Good luck with it Tracey. Nice to see you back.


----------



## Northerner (Mar 6, 2011)

traceycat said:


> im gonna be starting my excersise routine again from tomorrow after doing hardly any since xmas due to health but i just wanna get back into it again so have decided tomorrows the day to start. hubby bought me a wii fit balance board and the wii fit plus game so im gonna start with that, had a wee go tonight at hula hooping an thought it was great lol. hopefuly its ok for me to join you all again after being away so long, i just cant wait to start feeling fit again



Of course it is Tracey!  I hope you have lots of fun with the Wii Fit - having fun is the best kind of exercise!


----------



## Sheilagh1958 (Mar 6, 2011)

*Marching my way back to fitness*

Good Luck Tracey


I have also chosen tomorrow to get back onto my exercise bike . Going to set my alarm half and hour early Monday, Wednesday and Friday and cycle for 30 minutes. Tuesday and Thursday I am going to cycle my way through a soap. Saturday and Sunday going to fit in at least 30-60 mins walk.

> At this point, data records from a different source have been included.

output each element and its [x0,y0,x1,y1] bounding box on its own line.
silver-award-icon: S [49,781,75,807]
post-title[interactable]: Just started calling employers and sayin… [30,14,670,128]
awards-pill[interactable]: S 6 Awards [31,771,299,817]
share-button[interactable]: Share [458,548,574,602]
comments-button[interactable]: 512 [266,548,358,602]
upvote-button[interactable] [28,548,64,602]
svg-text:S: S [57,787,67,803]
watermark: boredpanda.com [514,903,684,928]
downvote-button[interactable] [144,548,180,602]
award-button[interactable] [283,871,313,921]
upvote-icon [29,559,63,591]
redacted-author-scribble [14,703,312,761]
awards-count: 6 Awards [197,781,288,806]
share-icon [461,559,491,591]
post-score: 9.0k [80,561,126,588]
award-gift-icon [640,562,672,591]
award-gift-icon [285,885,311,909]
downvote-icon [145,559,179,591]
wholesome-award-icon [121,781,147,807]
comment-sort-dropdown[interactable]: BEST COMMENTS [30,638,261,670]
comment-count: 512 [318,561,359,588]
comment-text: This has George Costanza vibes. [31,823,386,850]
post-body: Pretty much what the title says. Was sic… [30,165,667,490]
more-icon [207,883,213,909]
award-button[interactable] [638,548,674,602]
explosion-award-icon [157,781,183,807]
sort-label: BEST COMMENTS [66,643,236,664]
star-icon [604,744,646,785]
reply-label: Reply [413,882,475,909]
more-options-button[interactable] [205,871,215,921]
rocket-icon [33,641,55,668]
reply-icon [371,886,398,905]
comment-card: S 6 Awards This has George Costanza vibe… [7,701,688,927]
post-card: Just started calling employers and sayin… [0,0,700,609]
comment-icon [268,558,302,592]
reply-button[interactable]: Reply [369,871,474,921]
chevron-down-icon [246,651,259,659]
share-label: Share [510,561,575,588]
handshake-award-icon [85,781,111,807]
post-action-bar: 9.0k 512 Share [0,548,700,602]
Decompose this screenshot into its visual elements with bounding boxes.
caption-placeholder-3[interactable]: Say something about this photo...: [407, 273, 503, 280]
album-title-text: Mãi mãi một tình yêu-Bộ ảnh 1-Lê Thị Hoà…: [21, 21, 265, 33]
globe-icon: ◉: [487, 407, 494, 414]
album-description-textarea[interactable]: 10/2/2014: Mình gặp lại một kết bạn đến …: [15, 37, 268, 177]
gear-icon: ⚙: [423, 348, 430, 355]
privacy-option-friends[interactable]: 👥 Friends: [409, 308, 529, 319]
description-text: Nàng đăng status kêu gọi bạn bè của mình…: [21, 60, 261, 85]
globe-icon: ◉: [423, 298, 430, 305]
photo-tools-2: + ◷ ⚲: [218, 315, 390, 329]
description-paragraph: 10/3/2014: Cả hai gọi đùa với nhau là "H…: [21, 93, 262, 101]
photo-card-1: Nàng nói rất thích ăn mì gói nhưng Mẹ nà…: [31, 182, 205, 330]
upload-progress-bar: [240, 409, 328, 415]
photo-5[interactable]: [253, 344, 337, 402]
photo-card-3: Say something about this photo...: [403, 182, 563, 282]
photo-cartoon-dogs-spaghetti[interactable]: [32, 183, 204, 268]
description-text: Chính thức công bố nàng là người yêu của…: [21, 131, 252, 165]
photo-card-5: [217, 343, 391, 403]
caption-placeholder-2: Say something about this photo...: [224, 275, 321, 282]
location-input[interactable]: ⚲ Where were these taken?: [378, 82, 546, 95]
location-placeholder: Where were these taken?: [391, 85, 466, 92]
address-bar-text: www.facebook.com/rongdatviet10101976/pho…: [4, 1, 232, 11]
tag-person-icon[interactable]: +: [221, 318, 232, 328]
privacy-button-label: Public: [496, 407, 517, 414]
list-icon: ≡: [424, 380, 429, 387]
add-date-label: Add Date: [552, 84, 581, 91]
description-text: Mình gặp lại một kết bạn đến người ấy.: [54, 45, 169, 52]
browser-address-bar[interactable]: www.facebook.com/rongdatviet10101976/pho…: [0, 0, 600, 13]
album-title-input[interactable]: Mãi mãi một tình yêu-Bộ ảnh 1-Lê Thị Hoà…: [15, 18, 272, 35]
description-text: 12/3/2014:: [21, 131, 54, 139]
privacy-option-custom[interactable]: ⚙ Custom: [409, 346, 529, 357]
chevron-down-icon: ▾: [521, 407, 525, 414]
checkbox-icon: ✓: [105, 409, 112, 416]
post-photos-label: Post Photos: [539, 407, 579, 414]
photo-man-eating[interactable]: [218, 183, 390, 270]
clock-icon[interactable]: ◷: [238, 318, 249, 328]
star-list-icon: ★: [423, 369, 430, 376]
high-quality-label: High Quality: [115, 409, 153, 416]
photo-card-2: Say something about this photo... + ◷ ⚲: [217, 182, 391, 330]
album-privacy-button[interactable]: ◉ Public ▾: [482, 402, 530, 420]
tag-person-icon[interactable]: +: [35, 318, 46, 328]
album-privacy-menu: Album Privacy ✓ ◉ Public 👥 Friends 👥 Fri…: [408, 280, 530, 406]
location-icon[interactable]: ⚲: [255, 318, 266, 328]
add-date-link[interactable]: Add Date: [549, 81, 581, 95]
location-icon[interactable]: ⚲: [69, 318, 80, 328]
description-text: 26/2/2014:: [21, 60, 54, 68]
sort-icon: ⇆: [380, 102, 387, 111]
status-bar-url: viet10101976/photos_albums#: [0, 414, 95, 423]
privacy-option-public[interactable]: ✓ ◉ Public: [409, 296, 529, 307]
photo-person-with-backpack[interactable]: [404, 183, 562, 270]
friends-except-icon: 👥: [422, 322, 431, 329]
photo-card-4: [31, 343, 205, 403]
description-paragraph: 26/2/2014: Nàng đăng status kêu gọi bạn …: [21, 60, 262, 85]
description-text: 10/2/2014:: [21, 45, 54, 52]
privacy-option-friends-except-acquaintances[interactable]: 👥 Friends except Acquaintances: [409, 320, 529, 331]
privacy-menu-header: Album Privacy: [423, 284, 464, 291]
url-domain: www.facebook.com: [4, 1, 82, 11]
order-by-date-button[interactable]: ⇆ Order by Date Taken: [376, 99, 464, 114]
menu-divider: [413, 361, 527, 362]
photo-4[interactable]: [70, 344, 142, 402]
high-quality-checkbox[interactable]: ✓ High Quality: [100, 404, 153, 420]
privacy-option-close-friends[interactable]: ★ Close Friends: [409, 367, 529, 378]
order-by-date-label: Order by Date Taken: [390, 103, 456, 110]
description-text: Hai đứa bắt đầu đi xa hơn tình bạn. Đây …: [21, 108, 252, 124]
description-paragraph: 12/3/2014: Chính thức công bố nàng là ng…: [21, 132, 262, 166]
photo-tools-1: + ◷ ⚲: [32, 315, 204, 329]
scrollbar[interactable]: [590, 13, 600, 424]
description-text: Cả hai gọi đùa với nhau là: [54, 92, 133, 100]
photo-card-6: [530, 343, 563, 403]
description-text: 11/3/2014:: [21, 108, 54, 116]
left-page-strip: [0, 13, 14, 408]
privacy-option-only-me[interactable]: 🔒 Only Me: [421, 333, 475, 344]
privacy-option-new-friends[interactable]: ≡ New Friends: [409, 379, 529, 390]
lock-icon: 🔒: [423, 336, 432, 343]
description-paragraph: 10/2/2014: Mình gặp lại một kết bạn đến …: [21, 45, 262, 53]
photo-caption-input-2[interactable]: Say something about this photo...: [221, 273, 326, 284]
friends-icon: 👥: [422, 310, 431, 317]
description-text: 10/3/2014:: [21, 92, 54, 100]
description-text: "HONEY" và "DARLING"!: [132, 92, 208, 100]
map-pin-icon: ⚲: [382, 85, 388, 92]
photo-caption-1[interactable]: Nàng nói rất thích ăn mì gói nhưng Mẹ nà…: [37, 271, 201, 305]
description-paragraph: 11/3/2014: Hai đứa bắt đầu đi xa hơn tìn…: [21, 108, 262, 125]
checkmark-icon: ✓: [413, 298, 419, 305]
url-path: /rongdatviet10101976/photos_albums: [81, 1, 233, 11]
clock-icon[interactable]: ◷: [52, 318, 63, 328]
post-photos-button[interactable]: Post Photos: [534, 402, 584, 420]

And I am also going to give up chocolate for Lent as well 

Hoping to get the scales moving in the right direction again as well.


----------



## Steff (Mar 6, 2011)

Good luck to  Trace and Sheilagh for getting back into the saddle


----------



## Andy HB (Mar 6, 2011)

Good luck to you both. 

I've been having a bit of a slack period too, but buckled down to a nice long walk today (lovely day too - 'bout time!).

Andy


----------



## Sheilagh1958 (Mar 6, 2011)

I love walking so much more now.

Had a 90 minute walk yesterday and a 60 minute one today.

Spring is in the air


----------



## Steff (Mar 6, 2011)

Sheilagh1958 said:


> I love walking so much more now.
> 
> Had a 90 minute walk yesterday and a 60 minute one today.
> 
> Spring is in the air



Wow you go girl x


----------



## Sheilagh1958 (Mar 6, 2011)

Steffie said:


> Wow you go girl x



The bit I missed off Steff is that I then went to the pub for my Sunday lunch


----------



## Steff (Mar 6, 2011)

Sheilagh1958 said:


> The bit I missed off Steff is that I then went to the pub for my Sunday lunch



rofl weird how you kissed that off, well the walk will have worked that off


----------



## catbec1210 (Mar 7, 2011)

must be something in the air as today have decided when drop my boy off at school this mnorning gunna go for a long walk then again when i drop my gal off at nursery this afternoon. have the wii fit but only like doing that when no one else in house , think its a confidence thing with me. 
good luck with all your excersing today.  will report back later if the ambulance had to be called to provide me with oxygen after i have done mine lol


----------